Networks: Are We In or Are We Out?

Posted: August 12, 2008 by Steve Smith Filed under: Advertising Permalink

After months of major media brands like ESPN and Time Inc. threatening to pull their remant inventory out of the ad network commodities market, it turns out that most top drawer publishers are making even more use of ad networks this year than last. According to the new Interactive Advertising Bureau numbers, publishers went from selling 5% of inventory through networks in 2006 to 30% of inventory in 2007. Citing supply outpacing demand, the IAB also urged content providers to make smarter use of the inventory to keep CPMs hearty. The research showed that advertisers moving more of their budgets online were looking for the efficiencies and pricing that networks offered. Publishers, on the othe rhand, were not making use of yield management and multiple network vendors. Ads sold through networks were priced at up to 90% discounts, which no doubt will exert even greater pressure on overall CPMs. What is the proper response to this erosion in ad value? It is hard to say at this early stage whether the publisher-branded vertical ad networks will make much of a dent in this trend.
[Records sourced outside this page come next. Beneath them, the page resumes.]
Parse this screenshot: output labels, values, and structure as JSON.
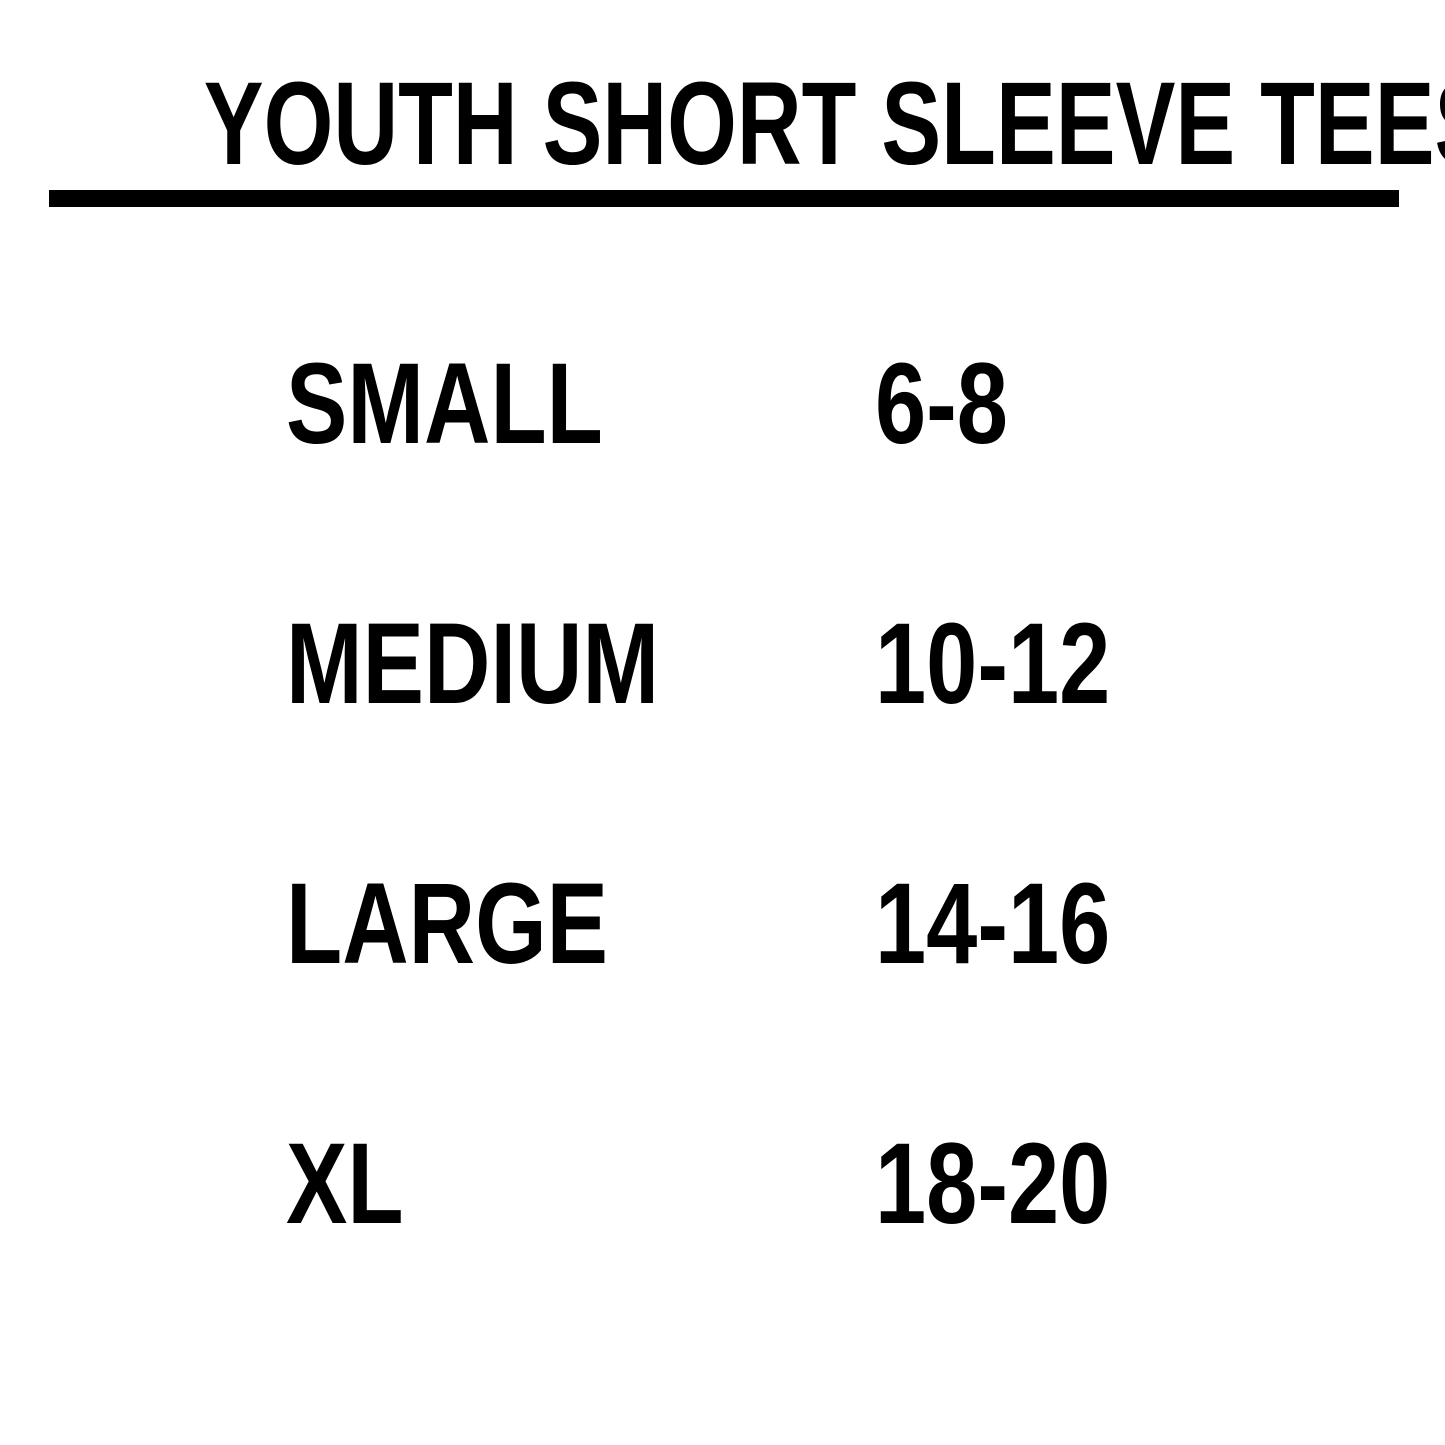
{
  "colors": {
    "foreground": "#000000",
    "background": "#ffffff"
  },
  "chart_data": {
    "type": "table",
    "title": "YOUTH SHORT SLEEVE TEES",
    "rows": [
      {
        "size": "SMALL",
        "range": "6-8"
      },
      {
        "size": "MEDIUM",
        "range": "10-12"
      },
      {
        "size": "LARGE",
        "range": "14-16"
      },
      {
        "size": "XL",
        "range": "18-20"
      }
    ]
  }
}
Nor is it clear how many publishers really will take their inventories entirely in-house. One ad network executive complained to me recently that the rhetoric from big brands about selling all their own online inventory and rejecting networks is a sham. He claims that many of them continue to use ad networks liberally even as they say that they don’t.

So, are adnetworks in or out? Was the “pork belly” dust up of a few months ago much ado about nothing? Are ad networks and branded media co-dependent? Or, conversely, are the major sites just not leveraging their own inventory very effectviely?